In May of 2009, AT&T announced that it would begin upgrading its 3G network in some areas to new HSPA 7.2 Mbps speeds. AT&T also said at the time that it planned to double the spectrum that it allowed for 3G service in some areas.
The first six cities in the country to get the new faster HSPA 7.2 speeds from AT&T were unveiled in September 2009 and included Charlotte, Chicago, Dallas, Houston, Los Angeles, and Miami. Today AT&T has announced that its software update of all nationwide 3G cell towers to support the HSPA 7.2 service has been completed. The software update has the nationwide network of AT&T towers ready for the faster data speeds.
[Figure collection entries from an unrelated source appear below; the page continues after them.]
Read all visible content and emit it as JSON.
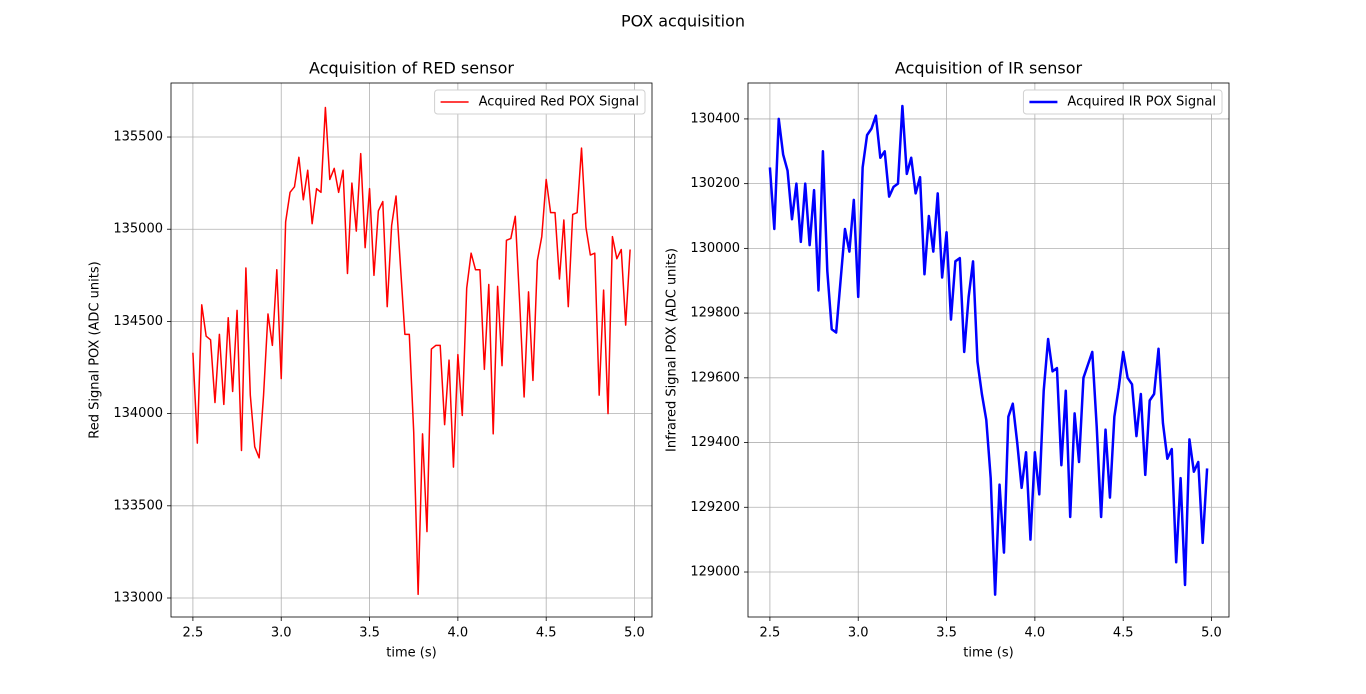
{
  "title": "POX acquisition",
  "chart_data": [
    {
      "type": "line",
      "title": "Acquisition of RED sensor",
      "xlabel": "time (s)",
      "ylabel": "Red Signal POX (ADC units)",
      "x": [
        2.5,
        2.525,
        2.55,
        2.575,
        2.6,
        2.625,
        2.65,
        2.675,
        2.7,
        2.725,
        2.75,
        2.775,
        2.8,
        2.825,
        2.85,
        2.875,
        2.9,
        2.925,
        2.95,
        2.975,
        3.0,
        3.025,
        3.05,
        3.075,
        3.1,
        3.125,
        3.15,
        3.175,
        3.2,
        3.225,
        3.25,
        3.275,
        3.3,
        3.325,
        3.35,
        3.375,
        3.4,
        3.425,
        3.45,
        3.475,
        3.5,
        3.525,
        3.55,
        3.575,
        3.6,
        3.625,
        3.65,
        3.675,
        3.7,
        3.725,
        3.75,
        3.775,
        3.8,
        3.825,
        3.85,
        3.875,
        3.9,
        3.925,
        3.95,
        3.975,
        4.0,
        4.025,
        4.05,
        4.075,
        4.1,
        4.125,
        4.15,
        4.175,
        4.2,
        4.225,
        4.25,
        4.275,
        4.3,
        4.325,
        4.35,
        4.375,
        4.4,
        4.425,
        4.45,
        4.475,
        4.5,
        4.525,
        4.55,
        4.575,
        4.6,
        4.625,
        4.65,
        4.675,
        4.7,
        4.725,
        4.75,
        4.775,
        4.8,
        4.825,
        4.85,
        4.875,
        4.9,
        4.925,
        4.95,
        4.975
      ],
      "series": [
        {
          "name": "Acquired Red POX Signal",
          "color": "#ff0000",
          "values": [
            134330,
            133840,
            134590,
            134420,
            134400,
            134060,
            134430,
            134050,
            134520,
            134120,
            134560,
            133800,
            134790,
            134100,
            133820,
            133760,
            134100,
            134540,
            134370,
            134780,
            134190,
            135040,
            135200,
            135230,
            135390,
            135160,
            135320,
            135030,
            135220,
            135200,
            135660,
            135270,
            135330,
            135200,
            135320,
            134760,
            135250,
            134990,
            135410,
            134900,
            135220,
            134750,
            135100,
            135150,
            134580,
            135020,
            135180,
            134800,
            134430,
            134430,
            133900,
            133020,
            133890,
            133360,
            134350,
            134370,
            134370,
            133940,
            134290,
            133710,
            134320,
            133990,
            134680,
            134870,
            134780,
            134780,
            134240,
            134700,
            133890,
            134690,
            134260,
            134940,
            134950,
            135070,
            134600,
            134090,
            134660,
            134180,
            134830,
            134960,
            135270,
            135090,
            135090,
            134730,
            135050,
            134580,
            135080,
            135090,
            135440,
            135010,
            134860,
            134870,
            134100,
            134670,
            134000,
            134960,
            134840,
            134890,
            134480,
            134890
          ]
        }
      ],
      "xlim": [
        2.376,
        5.099
      ],
      "ylim": [
        132897,
        135793
      ],
      "xticks": [
        2.5,
        {
          "value": 3,
          "label": "3.0"
        },
        3.5,
        {
          "value": 4,
          "label": "4.0"
        },
        4.5,
        {
          "value": 5,
          "label": "5.0"
        }
      ],
      "yticks": [
        133000,
        133500,
        134000,
        134500,
        135000,
        135500
      ],
      "grid": true,
      "legend": "upper right"
    },
    {
      "type": "line",
      "title": "Acquisition of IR sensor",
      "xlabel": "time (s)",
      "ylabel": "Infrared Signal POX (ADC units)",
      "x": [
        2.5,
        2.525,
        2.55,
        2.575,
        2.6,
        2.625,
        2.65,
        2.675,
        2.7,
        2.725,
        2.75,
        2.775,
        2.8,
        2.825,
        2.85,
        2.875,
        2.9,
        2.925,
        2.95,
        2.975,
        3.0,
        3.025,
        3.05,
        3.075,
        3.1,
        3.125,
        3.15,
        3.175,
        3.2,
        3.225,
        3.25,
        3.275,
        3.3,
        3.325,
        3.35,
        3.375,
        3.4,
        3.425,
        3.45,
        3.475,
        3.5,
        3.525,
        3.55,
        3.575,
        3.6,
        3.625,
        3.65,
        3.675,
        3.7,
        3.725,
        3.75,
        3.775,
        3.8,
        3.825,
        3.85,
        3.875,
        3.9,
        3.925,
        3.95,
        3.975,
        4.0,
        4.025,
        4.05,
        4.075,
        4.1,
        4.125,
        4.15,
        4.175,
        4.2,
        4.225,
        4.25,
        4.275,
        4.3,
        4.325,
        4.35,
        4.375,
        4.4,
        4.425,
        4.45,
        4.475,
        4.5,
        4.525,
        4.55,
        4.575,
        4.6,
        4.625,
        4.65,
        4.675,
        4.7,
        4.725,
        4.75,
        4.775,
        4.8,
        4.825,
        4.85,
        4.875,
        4.9,
        4.925,
        4.95,
        4.975
      ],
      "series": [
        {
          "name": "Acquired IR POX Signal",
          "color": "#0000ff",
          "values": [
            130250,
            130060,
            130400,
            130290,
            130240,
            130090,
            130200,
            130020,
            130200,
            130010,
            130180,
            129870,
            130300,
            129930,
            129750,
            129740,
            129900,
            130060,
            129990,
            130150,
            129850,
            130250,
            130350,
            130370,
            130410,
            130280,
            130300,
            130160,
            130190,
            130200,
            130440,
            130230,
            130280,
            130170,
            130220,
            129920,
            130100,
            129990,
            130170,
            129910,
            130050,
            129780,
            129960,
            129970,
            129680,
            129850,
            129960,
            129650,
            129550,
            129470,
            129290,
            128930,
            129270,
            129060,
            129480,
            129520,
            129400,
            129260,
            129370,
            129100,
            129370,
            129240,
            129560,
            129720,
            129620,
            129630,
            129330,
            129560,
            129170,
            129490,
            129340,
            129600,
            129640,
            129680,
            129450,
            129170,
            129440,
            129230,
            129480,
            129570,
            129680,
            129600,
            129580,
            129420,
            129550,
            129300,
            129530,
            129550,
            129690,
            129460,
            129350,
            129380,
            129030,
            129290,
            128960,
            129410,
            129310,
            129340,
            129090,
            129320
          ]
        }
      ],
      "xlim": [
        2.376,
        5.099
      ],
      "ylim": [
        128861,
        130511
      ],
      "xticks": [
        2.5,
        {
          "value": 3,
          "label": "3.0"
        },
        3.5,
        {
          "value": 4,
          "label": "4.0"
        },
        4.5,
        {
          "value": 5,
          "label": "5.0"
        }
      ],
      "yticks": [
        129000,
        129200,
        129400,
        129600,
        129800,
        130000,
        130200,
        130400
      ],
      "grid": true,
      "legend": "upper right"
    }
  ]
}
AT&T reports that it decided to expedite the roll out of the software update to provide better customer experience and improve consistency in data sessions. The software update sets the table for the 7.2Mbps speeds to come later in 2010 and in 2011 as additional backhaul connections are added to support the higher speeds.
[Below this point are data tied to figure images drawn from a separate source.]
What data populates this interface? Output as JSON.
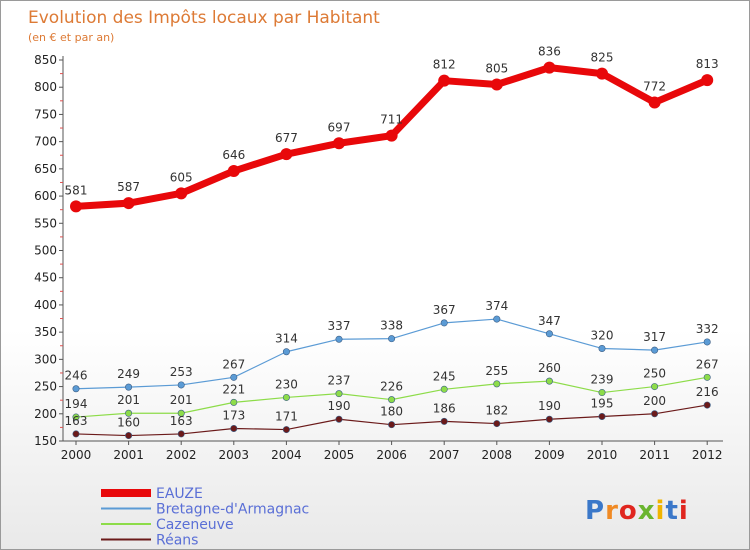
{
  "chart_data": {
    "type": "line",
    "title": "Evolution des Impôts locaux par Habitant",
    "subtitle": "(en € et par an)",
    "xlabel": "",
    "ylabel": "",
    "ylim": [
      150,
      850
    ],
    "yticks": [
      150,
      200,
      250,
      300,
      350,
      400,
      450,
      500,
      550,
      600,
      650,
      700,
      750,
      800,
      850
    ],
    "categories": [
      "2000",
      "2001",
      "2002",
      "2003",
      "2004",
      "2005",
      "2006",
      "2007",
      "2008",
      "2009",
      "2010",
      "2011",
      "2012"
    ],
    "series": [
      {
        "name": "EAUZE",
        "color": "#e8080a",
        "values": [
          581,
          587,
          605,
          646,
          677,
          697,
          711,
          812,
          805,
          836,
          825,
          772,
          813
        ]
      },
      {
        "name": "Bretagne-d'Armagnac",
        "color": "#5b9bd5",
        "values": [
          246,
          249,
          253,
          267,
          314,
          337,
          338,
          367,
          374,
          347,
          320,
          317,
          332
        ]
      },
      {
        "name": "Cazeneuve",
        "color": "#8ddc49",
        "values": [
          194,
          201,
          201,
          221,
          230,
          237,
          226,
          245,
          255,
          260,
          239,
          250,
          267
        ]
      },
      {
        "name": "Réans",
        "color": "#6b1a1a",
        "values": [
          163,
          160,
          163,
          173,
          171,
          190,
          180,
          186,
          182,
          190,
          195,
          200,
          216
        ]
      }
    ],
    "legend": "bottom-left",
    "grid": false
  },
  "brand": {
    "text": "Proxiti"
  }
}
“We are focused on providing our customers with the industry’s best combination of mobile broadband speed, performance, coverage and available devices,” said John Stankey, president and CEO, AT&T Operations, who announced the network updates at the Citigroup 20th Annual Global Entertainment, Media & Telecommunications Conference today. “As we light up new backhaul connections across the country, we’re able to deliver a meaningful 3G speed boost for millions of customers who are already using HSPA 7.2-compatible devices. At the same time, we’re also looking to the future with these backhaul enhancements, which will support our move to next-generation LTE technology starting in 2011.”
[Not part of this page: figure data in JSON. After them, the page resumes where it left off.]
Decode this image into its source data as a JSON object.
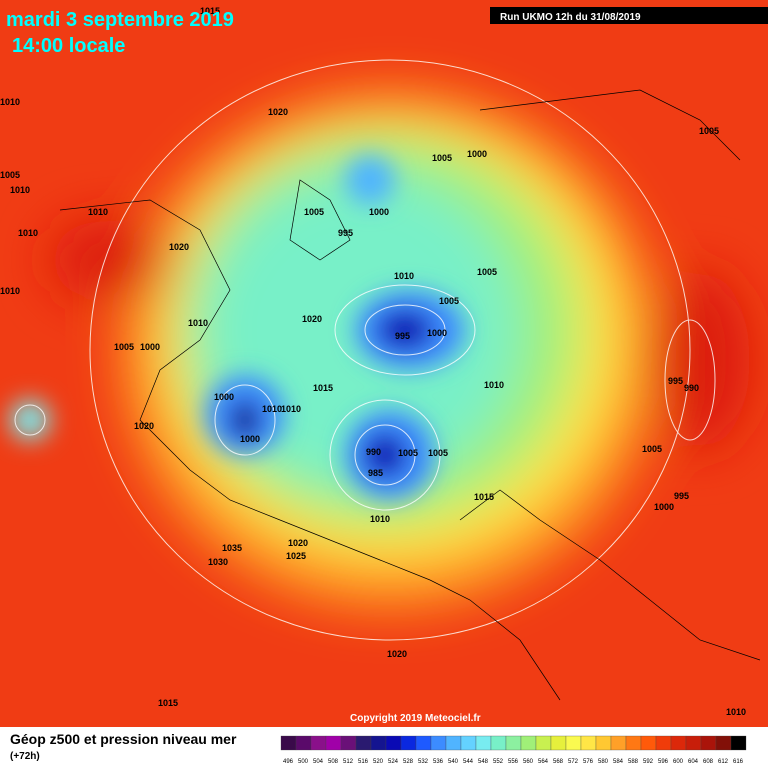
{
  "header": {
    "date": "mardi 3 septembre 2019",
    "time": "14:00 locale"
  },
  "run_info": "Run UKMO 12h du 31/08/2019",
  "copyright": "Copyright 2019 Meteociel.fr",
  "map": {
    "isobar_labels": [
      1015,
      1010,
      1020,
      1005,
      1000,
      1005,
      1005,
      1010,
      1010,
      1005,
      1000,
      995,
      1020,
      1010,
      1010,
      1005,
      1005,
      1010,
      1010,
      1020,
      995,
      1000,
      1005,
      1000,
      1015,
      1010,
      995,
      990,
      1000,
      1010,
      1010,
      1020,
      1000,
      990,
      985,
      1005,
      1005,
      1015,
      1000,
      995,
      1005,
      1010,
      1035,
      1030,
      1020,
      1025,
      1020,
      1015,
      1010
    ]
  },
  "legend": {
    "title": "Géop z500 et pression niveau mer",
    "lead_time": "(+72h)",
    "scale_labels": [
      496,
      500,
      504,
      508,
      512,
      516,
      520,
      524,
      528,
      532,
      536,
      540,
      544,
      548,
      552,
      556,
      560,
      564,
      568,
      572,
      576,
      580,
      584,
      588,
      592,
      596,
      600,
      604,
      608,
      612,
      616
    ],
    "colors": [
      "#3a0a4a",
      "#5a0a6a",
      "#8a108a",
      "#a000a8",
      "#6a1078",
      "#2a1a70",
      "#141490",
      "#0a0ab4",
      "#0a28e0",
      "#1e5aff",
      "#3c8cff",
      "#50b4ff",
      "#64d2ff",
      "#78ecf0",
      "#78f0c8",
      "#8cf0a0",
      "#a0f078",
      "#c8f050",
      "#e6f03c",
      "#fafa50",
      "#ffe646",
      "#ffc832",
      "#ffa028",
      "#ff7814",
      "#ff5a0a",
      "#f03c0a",
      "#dc280a",
      "#c81e0a",
      "#aa140a",
      "#821008",
      "#000000"
    ]
  }
}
AT&T says that it already has ten HSPA 7.2 devices on the market today including the highly popular iPhone 3GS along with nine others. More HSPA 7.2 handsets are in the works for 2010. The backhaul updates for the AT&T towers are a key part of the transition to LTE that is coming as well.
“Even as we look forward to LTE, 3G will be the predominant mobile broadband network technology worldwide for smartphones for the next few years,” said Stankey. “AT&T’s strategy will deliver faster 3G speeds over the next two years, while also allowing us to build the foundation for the LTE future.”
AT&T still plans to begin trials of LTE service in 2010 and will begin LTE deployment in 2011. With the six cities previously mentioned being the first to get the HSPA 7.2 speed upgrade that includes the additional backhaul connections needed for LTE, odds are these will also be the LTE testing areas and among the first to get LTE service when it is available.